*Gov’s convoy attacked, lawmaker killed on same road
By Musa Na Annabi
It used to be the preferred road to travel by many. But not anymore. The once peaceful and safe Sokoto/Gusau Road, which was the major route for motorists travelling to Sokoto, Katsina, Zamfara and the North-western zone of Nigeria, has now become a nightmare. It has since been taken over by criminals variously described as bandits, kidnappers and terrorists, who unleash terror on motorists, farmers and anyone who dares to travel through the road.
In fact, travelling through the road now is like an open invitation to being kidnapped or killed following many incidents of abductions, killings and armed robberies in recent months.
It was on that road that the convoy of the Kano State governor reportedly came under attack by hoodlums on Wednesday,while returning to Kano from Zamfara.
As if that was not enough, a Zamfara State legislator was reportedly shot and killed by bandits on his way to Kano from Gusau the Zamfara State capital.
In the aftermath of such attacks, motorists plying the road, do so with fear and trepidation, not knowing if they would even reach their destinations, depending on where they are coming from due to the fact that the daredevils can strike at any moment without notice from the vast woodlots that dot the vast highway.
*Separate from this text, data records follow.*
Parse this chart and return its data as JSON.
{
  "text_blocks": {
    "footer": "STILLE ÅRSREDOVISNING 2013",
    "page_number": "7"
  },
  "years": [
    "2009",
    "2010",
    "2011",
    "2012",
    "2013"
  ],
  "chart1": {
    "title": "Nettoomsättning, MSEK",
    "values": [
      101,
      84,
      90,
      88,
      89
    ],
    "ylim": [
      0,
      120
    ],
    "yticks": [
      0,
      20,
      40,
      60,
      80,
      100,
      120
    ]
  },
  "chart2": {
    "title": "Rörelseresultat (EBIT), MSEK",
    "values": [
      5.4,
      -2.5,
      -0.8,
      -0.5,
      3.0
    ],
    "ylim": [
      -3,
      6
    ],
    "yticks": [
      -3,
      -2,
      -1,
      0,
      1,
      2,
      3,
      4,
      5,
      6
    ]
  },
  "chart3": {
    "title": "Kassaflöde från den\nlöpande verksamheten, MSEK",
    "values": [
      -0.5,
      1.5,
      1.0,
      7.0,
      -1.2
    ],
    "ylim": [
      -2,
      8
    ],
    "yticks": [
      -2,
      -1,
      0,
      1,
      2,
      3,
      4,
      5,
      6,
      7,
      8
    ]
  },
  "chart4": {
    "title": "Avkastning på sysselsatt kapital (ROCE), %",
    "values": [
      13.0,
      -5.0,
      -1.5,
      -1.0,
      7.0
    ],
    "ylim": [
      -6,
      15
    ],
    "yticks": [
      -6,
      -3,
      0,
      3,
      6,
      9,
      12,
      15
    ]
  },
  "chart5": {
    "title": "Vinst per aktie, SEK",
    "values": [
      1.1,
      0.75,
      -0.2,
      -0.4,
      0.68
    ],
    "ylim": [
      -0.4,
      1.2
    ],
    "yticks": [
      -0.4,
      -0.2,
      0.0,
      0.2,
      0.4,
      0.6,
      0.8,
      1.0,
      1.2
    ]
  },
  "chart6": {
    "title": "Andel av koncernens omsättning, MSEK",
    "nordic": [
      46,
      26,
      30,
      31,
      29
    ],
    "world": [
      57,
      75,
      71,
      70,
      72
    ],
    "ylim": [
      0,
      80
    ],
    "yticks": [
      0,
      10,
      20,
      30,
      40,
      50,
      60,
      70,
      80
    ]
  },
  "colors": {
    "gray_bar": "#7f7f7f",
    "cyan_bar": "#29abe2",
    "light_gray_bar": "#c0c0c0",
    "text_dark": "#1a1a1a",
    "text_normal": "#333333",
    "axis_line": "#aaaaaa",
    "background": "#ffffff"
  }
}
The malevolent elements operate with such audacity that they can openly block the highway at any time and start robbing, kidnapping and committing any form of crime without any fear.
Such unplanned blockade of the highway has caused many accidents and deaths of travellers along the road in recent years but there seems to be no end to their attacks.
The incessant attacks by kidnappers and bandits have also stalled the weekly pilgrimage to Sokoto by people from Yobe, Adamawa, Gombe, Taraba, Bauchi and Borno states.
People of the aforementioned states who were mostly Fulani before this time routinely visited the Tomb of the revered Sheikh Usuman bin Fodio in Sokoto to pray for increased wealth or to seek blessings for their families.
But following repeated attacks, some of the pilgrims reportedly died through accidents along the road or fall into the hands of kidnappers who demanded heavy ransom from their families.
The troubled road is the gateway to Abuja, the federal capital territory, for the people of Kebbi, Sokoto and Zamfara states and travelers going to Kano and Katsina states.
While the attacks continue unabated, those who can afford it have since abandoned the road and sought other alternatives like taking advantage of available airlines to embark on their journeys not minding the escalating costs. For instance, airlines which hitherto charged N35,000 per flight from Sokoto to Abuja now collect as much as N55,000 per passenger.
Similarly, the Sultan Abubakar III International Airport Sokoto, which before the attacks on the highway started, operated a single flight per day, now boasts of two to three flights per day with passengers from Kebbi, Sokoto and Zamfara states.
Other airlines, which used to fly the route with a handful of passengers, now struggle to create enough room for passengers as their flights are now fully booked even before midday despite the exorbitant charges.
There was a day when one of the local airlines landed a 500-seate passenger aircraft at Sokoto Airport and in less than 30 minutes the aircraft was filled to capacity with passengers heading for Abuja.
As a result of road attacks, the airport has now become the darling of many airline operators, which before now had been struggling to have one passenger aircraft daily.
The Sokoto/Gusau Highway is virtually abandoned to the indigent road users, who have no option than to travel at the mercy of hoodlums, bandits, kidnappers and terrorists who now control the road.
In fact, it was so bad last Sunday when bandits barricaded the Sokoto/Gusau road resulting in heavy traffic build-up with passengers heading for Gusau, Katsina, Kano, Kaduna, and Abuja stranded for hours.
It was on the same road where the former chief executive of the National Identity management commission, NIMC, was shot dead in the early hours of the day while on his way to Abuja after spending his weekend in Sokoto.
Speaking in an interview with Arewa Voice, a businessman, Aminu Idris Sokoto, lamented that the incessant strikes by bandits and kidnappers on the highway had since forced him to avoid the road and seek for alternatives to avoid being killed or kidnapped by criminals.
A civil servant residing in Sokoto, Umar Danladi Ado, said he used to visit his family in Kano when the road was safe, but had since been compelled to relocate them to Sokoto since the wave of insecurity became unbearable along that highway.
“I have not been able to visit Kano to see my extended family members since the beginning of this year due to the fear of bandits and kidnappers on the highway,” Ado revealed. He said there is urgent need for federal and state government to hasten the deployment of troops along the trunk A road to save lives and properties of the citizens plying it.